Top-level tensions in the Presbyterian church over a cult inside its Camberwell church have deteriorated after the state authority defied a move that would end its attempts to excise the cult.
Members of the Victorian assembly on Tuesday expressed outrage at a report from the national church group that in practice exonerates the cult, known as the Fellowship.
The incoming Victorian leader, Douglas Robertson, minister of Scots Church in the city, told the assembly the national church had acted unconstitutionally, exceeded its authority and tried to impose censorship.
One senior Victorian Presbyterian, who did not want to be named, said the report was a huge setback. "We almost got them, but in one day the General Assembly of Australia has managed to undo years of to-and-froing in church courts."
The Victorian church has been trying for a decade to remove the cult, which has been described as manipulative, authoritarian and controlling and has instructed members to shun family members who do not belong - a practice that the Fellowship has claimed no longer occurs.
The group, headed by multimillionaire stockbroker Bruce Teele, has had the determination and resources to resist.

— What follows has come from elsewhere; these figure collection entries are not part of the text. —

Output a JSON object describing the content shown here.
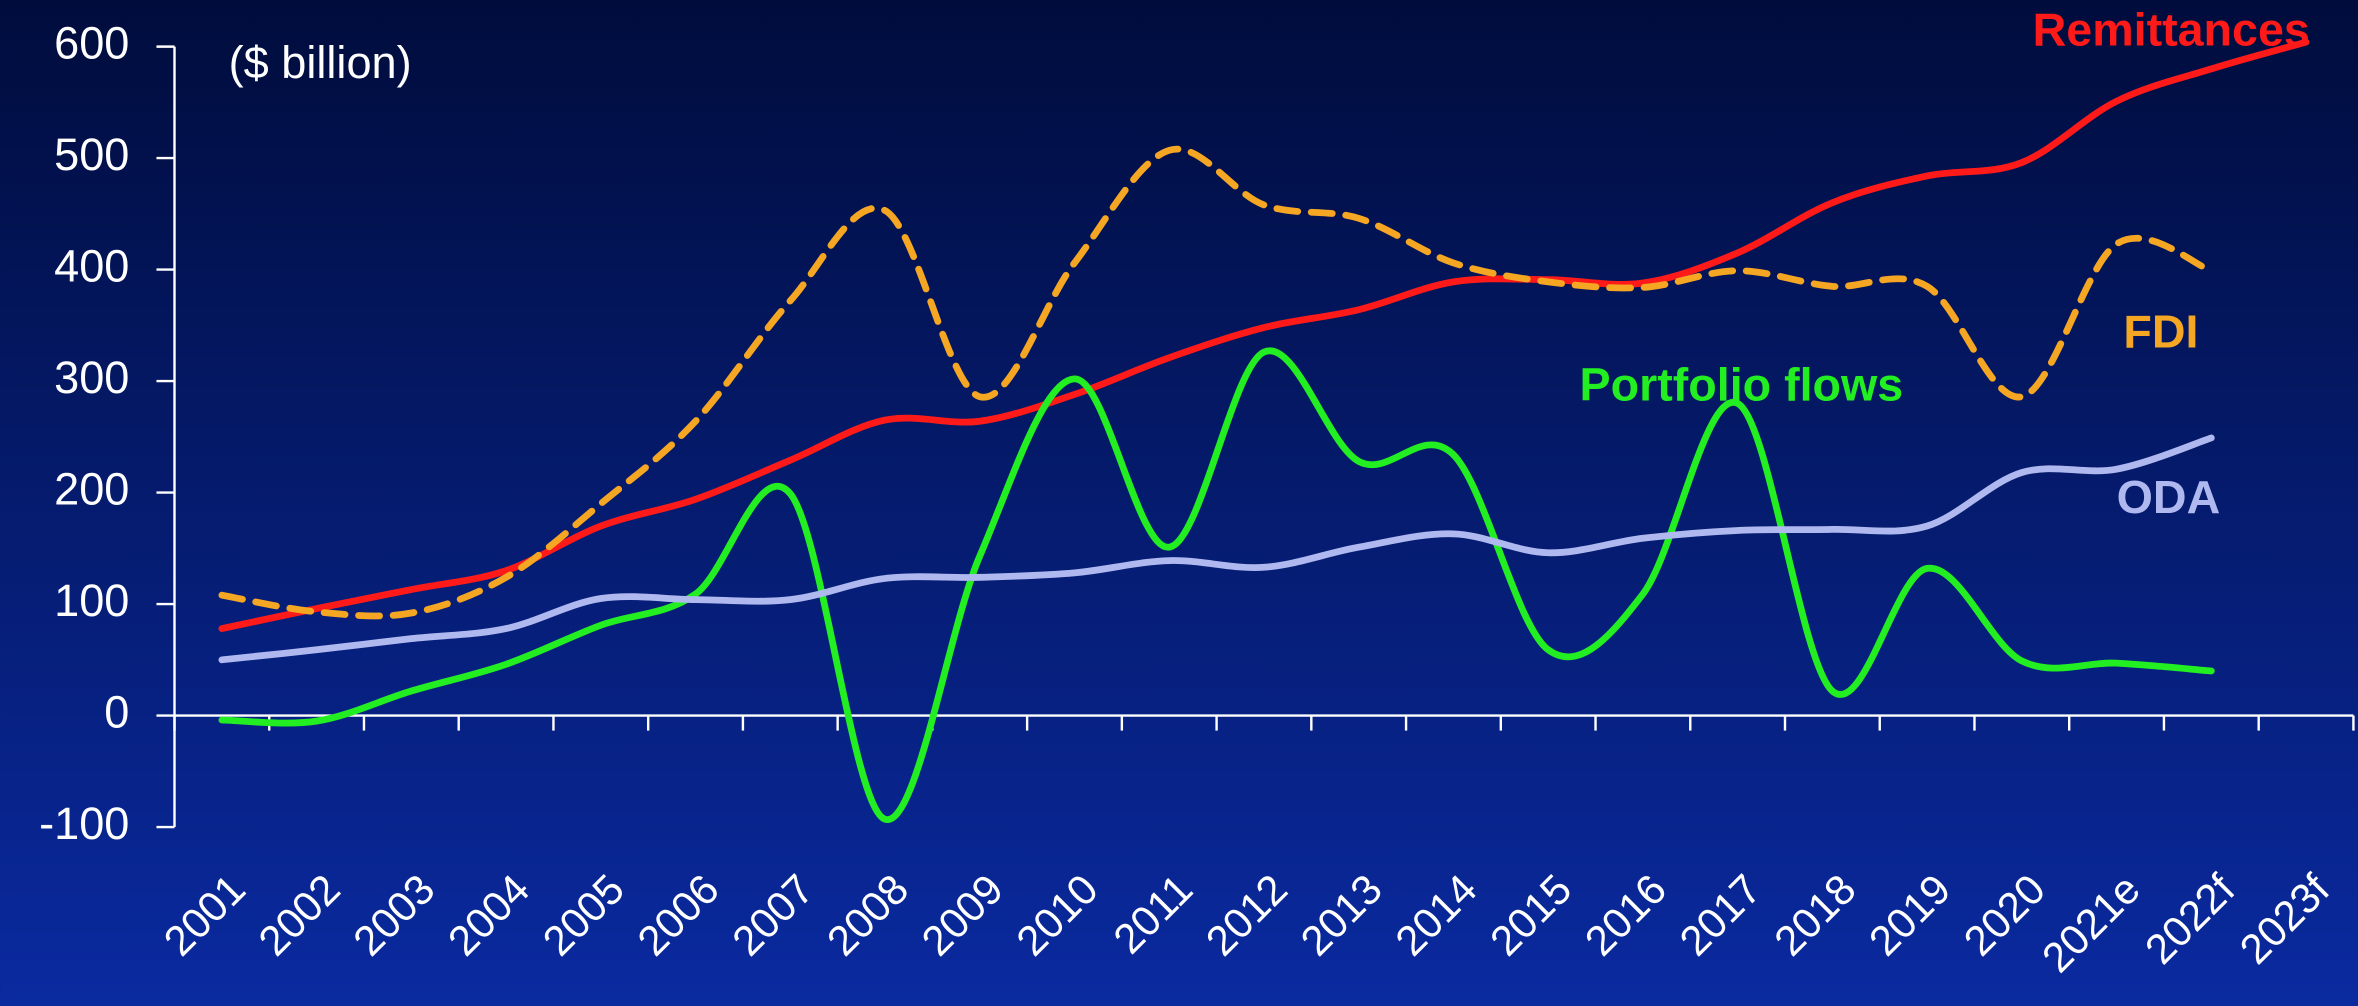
{
  "chart_data": {
    "type": "line",
    "y_label": "($ billion)",
    "categories": [
      "2001",
      "2002",
      "2003",
      "2004",
      "2005",
      "2006",
      "2007",
      "2008",
      "2009",
      "2010",
      "2011",
      "2012",
      "2013",
      "2014",
      "2015",
      "2016",
      "2017",
      "2018",
      "2019",
      "2020",
      "2021e",
      "2022f",
      "2023f"
    ],
    "ylim": [
      -100,
      600
    ],
    "yticks": [
      -100,
      0,
      100,
      200,
      300,
      400,
      500,
      600
    ],
    "series": [
      {
        "name": "Remittances",
        "color": "#ff1a1a",
        "dashed": false,
        "values": [
          78,
          96,
          113,
          130,
          170,
          194,
          229,
          265,
          264,
          288,
          321,
          348,
          364,
          389,
          391,
          388,
          415,
          460,
          484,
          496,
          551,
          580,
          604
        ]
      },
      {
        "name": "FDI",
        "color": "#f5a623",
        "dashed": true,
        "values": [
          108,
          93,
          92,
          124,
          190,
          264,
          372,
          453,
          286,
          406,
          507,
          458,
          446,
          406,
          389,
          384,
          399,
          385,
          385,
          286,
          423,
          399,
          null
        ]
      },
      {
        "name": "Portfolio flows",
        "color": "#22ee22",
        "dashed": false,
        "values": [
          -4,
          -5,
          22,
          46,
          81,
          109,
          199,
          -93,
          143,
          302,
          151,
          326,
          228,
          234,
          59,
          109,
          280,
          22,
          132,
          49,
          47,
          40,
          null
        ]
      },
      {
        "name": "ODA",
        "color": "#b0b8f0",
        "dashed": false,
        "values": [
          50,
          59,
          69,
          78,
          105,
          104,
          104,
          123,
          124,
          128,
          139,
          133,
          151,
          163,
          146,
          159,
          166,
          167,
          170,
          218,
          221,
          249,
          null
        ]
      }
    ]
  }
}
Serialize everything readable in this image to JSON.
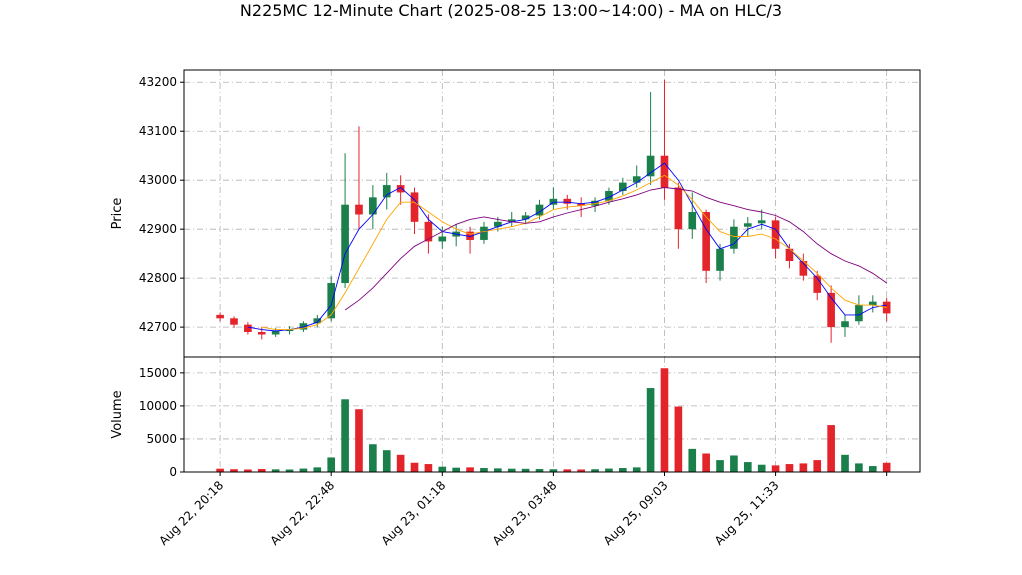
{
  "chart_data": [
    {
      "type": "candlestick",
      "title": "N225MC 12-Minute Chart (2025-08-25 13:00~14:00) - MA on HLC/3",
      "ylabel": "Price",
      "x": [
        0,
        1,
        2,
        3,
        4,
        5,
        6,
        7,
        8,
        9,
        10,
        11,
        12,
        13,
        14,
        15,
        16,
        17,
        18,
        19,
        20,
        21,
        22,
        23,
        24,
        25,
        26,
        27,
        28,
        29,
        30,
        31,
        32,
        33,
        34,
        35,
        36,
        37,
        38,
        39,
        40,
        41,
        42,
        43,
        44,
        45,
        46,
        47,
        48
      ],
      "open": [
        42725,
        42718,
        42705,
        42690,
        42685,
        42692,
        42695,
        42708,
        42718,
        42790,
        42950,
        42930,
        42965,
        42990,
        42975,
        42915,
        42875,
        42885,
        42895,
        42878,
        42905,
        42915,
        42920,
        42928,
        42950,
        42962,
        42952,
        42948,
        42958,
        42978,
        42995,
        43008,
        43050,
        42985,
        42900,
        42935,
        42815,
        42860,
        42905,
        42912,
        42918,
        42860,
        42835,
        42805,
        42770,
        42700,
        42712,
        42745,
        42752
      ],
      "high": [
        42730,
        42722,
        42710,
        42700,
        42698,
        42702,
        42712,
        42725,
        42805,
        43055,
        43110,
        42990,
        43015,
        43010,
        42985,
        42930,
        42905,
        42910,
        42905,
        42915,
        42925,
        42935,
        42935,
        42960,
        42985,
        42970,
        42965,
        42965,
        42985,
        43005,
        43030,
        43180,
        43205,
        42995,
        42975,
        42940,
        42870,
        42920,
        42925,
        42940,
        42925,
        42870,
        42850,
        42815,
        42785,
        42725,
        42765,
        42765,
        42760
      ],
      "low": [
        42712,
        42698,
        42685,
        42675,
        42680,
        42685,
        42690,
        42700,
        42712,
        42780,
        42900,
        42900,
        42940,
        42950,
        42890,
        42850,
        42860,
        42865,
        42850,
        42870,
        42895,
        42905,
        42910,
        42920,
        42940,
        42940,
        42925,
        42935,
        42950,
        42970,
        42985,
        42990,
        42960,
        42860,
        42880,
        42790,
        42795,
        42850,
        42885,
        42900,
        42840,
        42820,
        42795,
        42755,
        42668,
        42680,
        42705,
        42730,
        42712
      ],
      "close": [
        42718,
        42705,
        42690,
        42685,
        42692,
        42695,
        42708,
        42718,
        42790,
        42950,
        42930,
        42965,
        42990,
        42975,
        42915,
        42875,
        42885,
        42895,
        42878,
        42905,
        42915,
        42920,
        42928,
        42950,
        42962,
        42952,
        42948,
        42958,
        42978,
        42995,
        43008,
        43050,
        42985,
        42900,
        42935,
        42815,
        42860,
        42905,
        42912,
        42918,
        42860,
        42835,
        42805,
        42770,
        42700,
        42712,
        42745,
        42752,
        42728
      ],
      "up_color": "#1a7f4b",
      "down_color": "#e3242b",
      "series": [
        {
          "color": "#0000ff",
          "values": [
            null,
            null,
            42700,
            42695,
            42692,
            42695,
            42700,
            42710,
            42745,
            42850,
            42900,
            42930,
            42970,
            42985,
            42960,
            42920,
            42895,
            42890,
            42885,
            42895,
            42905,
            42915,
            42920,
            42935,
            42955,
            42955,
            42952,
            42955,
            42965,
            42980,
            42995,
            43015,
            43035,
            43000,
            42950,
            42900,
            42860,
            42870,
            42900,
            42910,
            42900,
            42860,
            42830,
            42800,
            42760,
            42725,
            42725,
            42740,
            42745
          ]
        },
        {
          "color": "#ffa500",
          "values": [
            null,
            null,
            null,
            42700,
            42695,
            42695,
            42698,
            42705,
            42725,
            42770,
            42820,
            42870,
            42920,
            42955,
            42955,
            42935,
            42915,
            42900,
            42890,
            42895,
            42900,
            42905,
            42912,
            42925,
            42940,
            42945,
            42948,
            42952,
            42958,
            42968,
            42980,
            42995,
            43010,
            42990,
            42960,
            42925,
            42895,
            42885,
            42885,
            42890,
            42880,
            42860,
            42835,
            42810,
            42780,
            42755,
            42745,
            42745,
            42740
          ]
        },
        {
          "color": "#800080",
          "values": [
            null,
            null,
            null,
            null,
            null,
            null,
            null,
            null,
            null,
            42735,
            42755,
            42780,
            42810,
            42840,
            42865,
            42880,
            42895,
            42910,
            42920,
            42925,
            42920,
            42915,
            42912,
            42915,
            42925,
            42933,
            42940,
            42947,
            42955,
            42962,
            42970,
            42980,
            42985,
            42982,
            42978,
            42965,
            42955,
            42948,
            42940,
            42935,
            42928,
            42915,
            42895,
            42870,
            42850,
            42835,
            42825,
            42810,
            42790
          ]
        }
      ],
      "xlim": [
        -2.6,
        50.4
      ],
      "ylim": [
        42639,
        43225
      ],
      "yticks": [
        42700,
        42800,
        42900,
        43000,
        43100,
        43200
      ],
      "grid": true
    },
    {
      "type": "bar",
      "ylabel": "Volume",
      "x": [
        0,
        1,
        2,
        3,
        4,
        5,
        6,
        7,
        8,
        9,
        10,
        11,
        12,
        13,
        14,
        15,
        16,
        17,
        18,
        19,
        20,
        21,
        22,
        23,
        24,
        25,
        26,
        27,
        28,
        29,
        30,
        31,
        32,
        33,
        34,
        35,
        36,
        37,
        38,
        39,
        40,
        41,
        42,
        43,
        44,
        45,
        46,
        47,
        48
      ],
      "values": [
        500,
        420,
        380,
        450,
        400,
        380,
        520,
        700,
        2200,
        11000,
        9500,
        4200,
        3300,
        2600,
        1400,
        1200,
        800,
        650,
        700,
        600,
        550,
        500,
        480,
        450,
        420,
        400,
        380,
        420,
        520,
        600,
        700,
        12700,
        15700,
        9900,
        3500,
        2800,
        1800,
        2500,
        1500,
        1100,
        1000,
        1200,
        1300,
        1800,
        7100,
        2600,
        1300,
        900,
        1400
      ],
      "xlim": [
        -2.6,
        50.4
      ],
      "ylim": [
        0,
        17400
      ],
      "yticks": [
        0,
        5000,
        10000,
        15000
      ],
      "xticks": [
        {
          "value": 0,
          "label": "Aug 22, 20:18"
        },
        {
          "value": 8,
          "label": "Aug 22, 22:48"
        },
        {
          "value": 16,
          "label": "Aug 23, 01:18"
        },
        {
          "value": 24,
          "label": "Aug 23, 03:48"
        },
        {
          "value": 32,
          "label": "Aug 25, 09:03"
        },
        {
          "value": 40,
          "label": "Aug 25, 11:33"
        },
        {
          "value": 48,
          "label": null
        }
      ],
      "grid": true
    }
  ]
}
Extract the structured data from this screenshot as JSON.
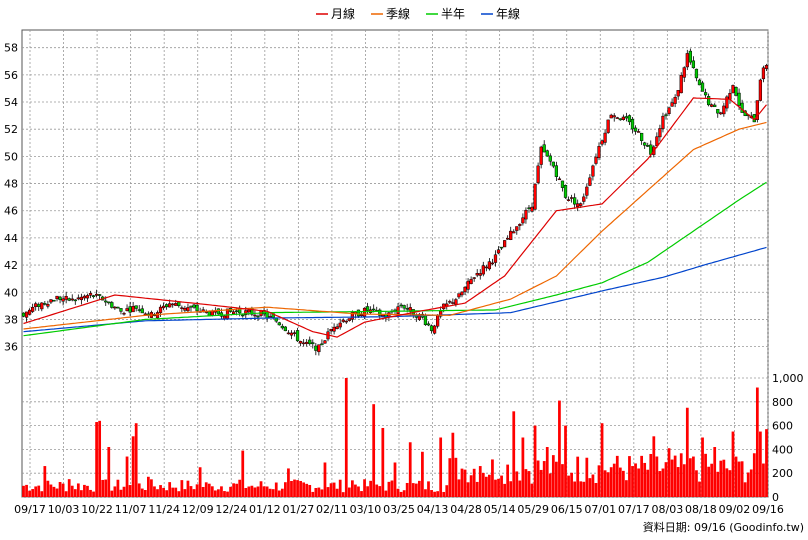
{
  "chart_data": {
    "type": "candlestick-with-volume",
    "legend": [
      {
        "name": "月線",
        "color": "#dd0000"
      },
      {
        "name": "季線",
        "color": "#ee6600"
      },
      {
        "name": "半年",
        "color": "#00cc00"
      },
      {
        "name": "年線",
        "color": "#0044cc"
      }
    ],
    "price_axis": {
      "ticks": [
        "36",
        "38",
        "40",
        "42",
        "44",
        "46",
        "48",
        "50",
        "52",
        "54",
        "56",
        "58"
      ],
      "ylim": [
        34.5,
        59.3
      ]
    },
    "volume_axis": {
      "ticks": [
        "0",
        "200",
        "400",
        "600",
        "800",
        "1,000"
      ],
      "ylim": [
        0,
        1000
      ]
    },
    "x_ticks": [
      "09/17",
      "10/03",
      "10/22",
      "11/07",
      "11/24",
      "12/09",
      "12/24",
      "01/12",
      "01/27",
      "02/11",
      "03/10",
      "03/25",
      "04/13",
      "04/28",
      "05/14",
      "05/29",
      "06/15",
      "07/01",
      "07/17",
      "08/03",
      "08/18",
      "09/02",
      "09/16"
    ],
    "grid": true,
    "source_label": "資料日期: 09/16  (Goodinfo.tw)",
    "n_days": 245,
    "close_anchors": [
      [
        0,
        38.4
      ],
      [
        5,
        39.1
      ],
      [
        11,
        39.6
      ],
      [
        16,
        39.4
      ],
      [
        22,
        39.8
      ],
      [
        26,
        39.5
      ],
      [
        32,
        38.6
      ],
      [
        37,
        38.9
      ],
      [
        42,
        38.3
      ],
      [
        48,
        39.2
      ],
      [
        55,
        38.8
      ],
      [
        62,
        38.4
      ],
      [
        70,
        38.6
      ],
      [
        78,
        38.4
      ],
      [
        83,
        37.9
      ],
      [
        88,
        37.0
      ],
      [
        92,
        36.2
      ],
      [
        97,
        35.9
      ],
      [
        102,
        37.6
      ],
      [
        108,
        38.3
      ],
      [
        113,
        38.7
      ],
      [
        119,
        38.2
      ],
      [
        124,
        39.1
      ],
      [
        131,
        38.1
      ],
      [
        134,
        37.3
      ],
      [
        138,
        38.9
      ],
      [
        143,
        39.7
      ],
      [
        148,
        41.2
      ],
      [
        155,
        42.6
      ],
      [
        161,
        44.6
      ],
      [
        167,
        46.5
      ],
      [
        170,
        50.5
      ],
      [
        174,
        49.3
      ],
      [
        178,
        47.1
      ],
      [
        183,
        46.4
      ],
      [
        188,
        50.1
      ],
      [
        193,
        53.2
      ],
      [
        198,
        52.6
      ],
      [
        202,
        51.7
      ],
      [
        206,
        50.3
      ],
      [
        210,
        52.9
      ],
      [
        214,
        54.2
      ],
      [
        218,
        57.5
      ],
      [
        222,
        55.1
      ],
      [
        226,
        53.6
      ],
      [
        229,
        53.2
      ],
      [
        233,
        55.4
      ],
      [
        236,
        53.1
      ],
      [
        240,
        52.7
      ],
      [
        242,
        55.8
      ],
      [
        244,
        56.8
      ]
    ],
    "monthly_ma_anchors": [
      [
        0,
        37.7
      ],
      [
        30,
        39.8
      ],
      [
        60,
        39.1
      ],
      [
        80,
        38.6
      ],
      [
        95,
        37.1
      ],
      [
        103,
        36.7
      ],
      [
        112,
        37.8
      ],
      [
        130,
        38.6
      ],
      [
        145,
        39.2
      ],
      [
        158,
        41.2
      ],
      [
        175,
        46.0
      ],
      [
        190,
        46.5
      ],
      [
        205,
        49.8
      ],
      [
        220,
        54.3
      ],
      [
        232,
        54.2
      ],
      [
        240,
        52.7
      ],
      [
        244,
        53.8
      ]
    ],
    "quarterly_ma_anchors": [
      [
        0,
        37.3
      ],
      [
        40,
        38.3
      ],
      [
        80,
        38.9
      ],
      [
        110,
        38.4
      ],
      [
        140,
        38.3
      ],
      [
        160,
        39.5
      ],
      [
        175,
        41.2
      ],
      [
        190,
        44.5
      ],
      [
        205,
        47.5
      ],
      [
        220,
        50.5
      ],
      [
        235,
        52.0
      ],
      [
        244,
        52.5
      ]
    ],
    "half_year_ma_anchors": [
      [
        0,
        36.8
      ],
      [
        40,
        38.0
      ],
      [
        80,
        38.5
      ],
      [
        120,
        38.6
      ],
      [
        155,
        38.7
      ],
      [
        175,
        39.8
      ],
      [
        190,
        40.7
      ],
      [
        205,
        42.2
      ],
      [
        220,
        44.5
      ],
      [
        235,
        46.8
      ],
      [
        244,
        48.1
      ]
    ],
    "yearly_ma_anchors": [
      [
        0,
        37.1
      ],
      [
        40,
        37.9
      ],
      [
        80,
        38.1
      ],
      [
        120,
        38.2
      ],
      [
        160,
        38.5
      ],
      [
        190,
        40.1
      ],
      [
        210,
        41.1
      ],
      [
        225,
        42.1
      ],
      [
        244,
        43.3
      ]
    ],
    "volume_spikes": [
      [
        7,
        260
      ],
      [
        15,
        150
      ],
      [
        24,
        630
      ],
      [
        25,
        640
      ],
      [
        28,
        420
      ],
      [
        34,
        340
      ],
      [
        36,
        510
      ],
      [
        37,
        620
      ],
      [
        41,
        170
      ],
      [
        58,
        250
      ],
      [
        62,
        90
      ],
      [
        72,
        390
      ],
      [
        76,
        80
      ],
      [
        87,
        240
      ],
      [
        99,
        290
      ],
      [
        106,
        1000
      ],
      [
        108,
        140
      ],
      [
        115,
        780
      ],
      [
        118,
        580
      ],
      [
        122,
        290
      ],
      [
        127,
        460
      ],
      [
        131,
        380
      ],
      [
        137,
        500
      ],
      [
        141,
        540
      ],
      [
        145,
        230
      ],
      [
        150,
        260
      ],
      [
        157,
        180
      ],
      [
        161,
        720
      ],
      [
        164,
        500
      ],
      [
        168,
        600
      ],
      [
        172,
        420
      ],
      [
        176,
        810
      ],
      [
        178,
        600
      ],
      [
        185,
        330
      ],
      [
        190,
        620
      ],
      [
        194,
        280
      ],
      [
        200,
        260
      ],
      [
        207,
        510
      ],
      [
        212,
        410
      ],
      [
        218,
        750
      ],
      [
        220,
        340
      ],
      [
        223,
        500
      ],
      [
        227,
        420
      ],
      [
        233,
        550
      ],
      [
        236,
        300
      ],
      [
        241,
        920
      ],
      [
        242,
        550
      ],
      [
        244,
        570
      ]
    ]
  }
}
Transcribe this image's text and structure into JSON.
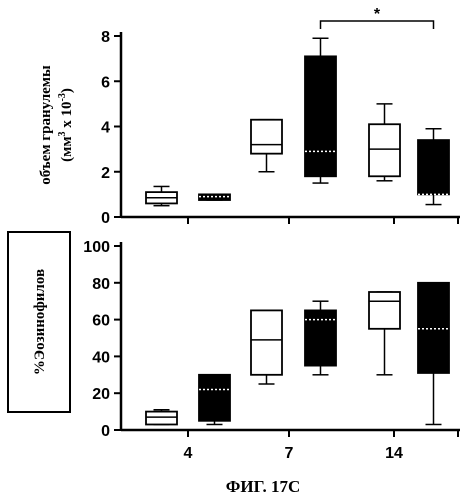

Its leaders have "suggested" who members should marry, where they should work, how they should raise their children and - most painfully - who they should avoid, which led to family members being entirely cut off.
In 2006, the Victorian church expelled 15 elders from Trinity Presbyterian, but last year the national church reinstated them. It set up a committee to investigate the Fellowship, whose recommendations were rejected on Tuesday.
For the first time, the Victorian assembly debated the Fellowship in open session, despite an attempt by Fellowship supporters to keep discussion private.
The assembly rejected requests by the national committee to move Trinity from the jurisdiction of the Presbytery of Melbourne East to Melbourne West, and to stop distributing Fractured Fellowship, the booklet Victoria published against the cult a decade ago.
In a conclusion Victorian Presbyterians found particularly insulting, the committee equated the presbytery of Melbourne East with the cult, saying both were guilty of shunning. It suggested both Trinity and the Victorian church should "express regret" and start afresh.
The Victorian assembly set up its own committee to investigate jurisdiction over Trinity. Mr Robertson, a member of Melbourne West, said his presbytery had not been consulted in any way, and that such a move would risk the "time, energies, peace, stability and reputation of that presbytery".
The assembly voted to ask the national committee to demonstrate any errors in Fractured Fellowship, to explain why it was not necessary for the Fellowship to disavow its past beliefs and behaviour, and outline how it planned to help Fellowship victims "who have suffered for many years as a result of these unbalanced views".
Brian Bayston, the Victorian law agent, told the assembly he did not believe the Trinity elders had changed.
Trinity minister Philip Mercer said he was not prepared to talk to The Age, about anything under any circumstances, while the Reverend Chris Balzer, chairman of the national inquiry, also declined to comment.